During Merlin's tale, a grumpy nurse that wasn't Elena came into the room three times to ask whether Gwen could possibly find it in her to keep her voice down because, apparently, she was distressing the other patients, but every time she left the room with a resounding bang of the door behind her, Merlin and Gwen would only dissolve into fits of giggles, and Gwen would resume her squealing and endless questions.

They tucked into the carrier bag of food she'd bought: grapes (because "that's what you're meant to do when people are sick, Merlin!"), a really large tin of Cadbury Roses, Lucozade, water, and yet more chocolate. They ate happily as Gwen nattered about Arthur and whether he would come back for his jacket or if he would visit Merlin again or if he would come in and sweep him off his feet, and please could she be bridesmaid at their wedding? because apparently being in a car collision with the Prince of Wales made you future husbands.

The fourth time the nurse entered the room, Gwen snapped, "Oh, give it a rest you old bat, I'm leaving anyway!" and sidled off Merlin's bed.
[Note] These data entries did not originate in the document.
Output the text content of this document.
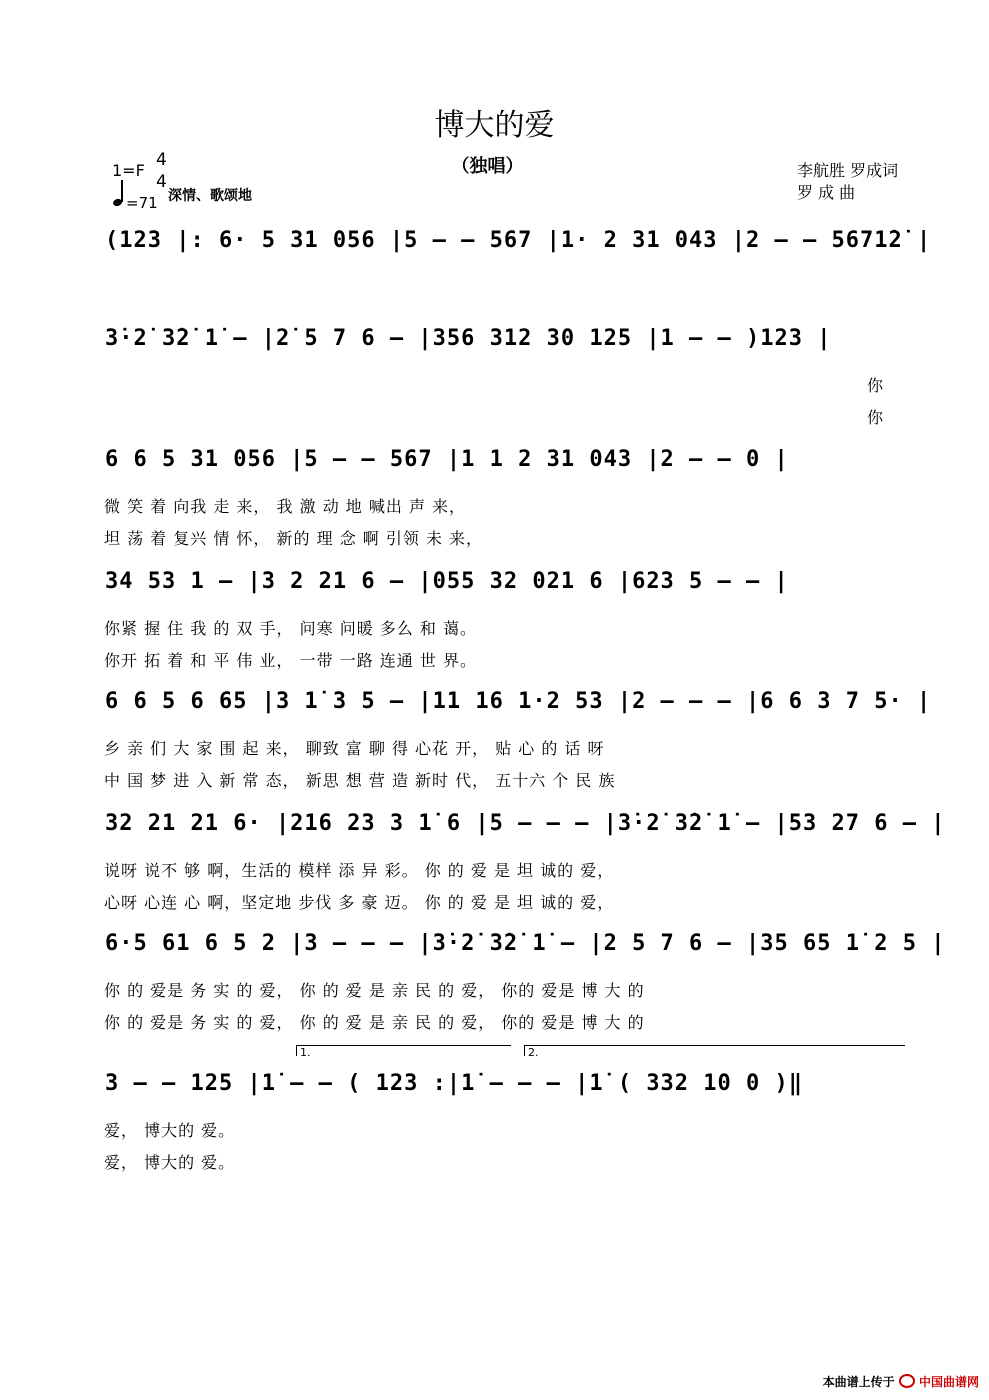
博大的爱
（独唱）
1=F
4
4
=71 深情、歌颂地
李航胜 罗成词
罗 成 曲
(123 |: 6· 5 31 056 |5 – – 567 |1· 2 31 043 |2 – – 5671̇2̇ |
3̇·2̇ 3̇2̇ 1̇ – |2̇ 5 7 6 – |356 312 30 125 |1 – – )123 |
你
你
6 6 5 31 056 |5 – – 567 |1 1 2 31 043 |2 – – 0 |
微 笑 着 向我 走 来， 我 激 动 地 喊出 声 来，
坦 荡 着 复兴 情 怀， 新的 理 念 啊 引领 未 来，
34 53 1 – |3 2 21 6 – |055 32 021 6 |623 5 – – |
你紧 握 住 我 的 双 手， 问寒 问暖 多么 和 蔼。
你开 拓 着 和 平 伟 业， 一带 一路 连通 世 界。
6 6 5 6 65 |3 1̇ 3 5 – |11 16 1·2 53 |2 – – – |6 6 3 7 5· |
乡 亲 们 大 家 围 起 来， 聊致 富 聊 得 心花 开， 贴 心 的 话 呀
中 国 梦 进 入 新 常 态， 新思 想 营 造 新时 代， 五十六 个 民 族
32 21 21 6· |216 23 3 1̇ 6 |5 – – – |3̇·2̇ 3̇2̇ 1̇ – |53 27 6 – |
说呀 说不 够 啊，生活的 模样 添 异 彩。 你 的 爱 是 坦 诚的 爱，
心呀 心连 心 啊，坚定地 步伐 多 豪 迈。 你 的 爱 是 坦 诚的 爱，
6·5 61 6 5 2 |3 – – – |3̇·2̇ 3̇2̇ 1̇ – |2 5 7 6 – |35 65 1̇ 2 5 |
你 的 爱是 务 实 的 爱， 你 的 爱 是 亲 民 的 爱， 你的 爱是 博 大 的
你 的 爱是 务 实 的 爱， 你 的 爱 是 亲 民 的 爱， 你的 爱是 博 大 的
1.	2.
3 – – 125 |1̇ – – ( 123 :|1̇ – – – |1̇ ( 332 10 0 )‖
爱， 博大的 爱。
爱， 博大的 爱。
本曲谱上传于 中国曲谱网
She pressed a million kisses into his hair and his face and she very nearly took Arthur's jacket with her when she went, but Merlin called her back and she reluctantly left it behind with a pout of her lips.

"I'll be back tomorrow."

"I might be out tomorrow," Merlin said hopefully.

She rolled her eyes high. "I don't think so, Merlin."

"Ah, well, here's hoping. I'll see you tomorrow."

"Yeah. Love you, you absolute tart," she said, her eyes flashing to the jacket.

"Oh, just go!" Merlin laughed. "Before you get me into more trouble!"

Gwen fled from the room with pink cheeks, and Merlin began finishing off the chocolates they had left, because anything would be better than the monstrosity he expected to be given for dinner.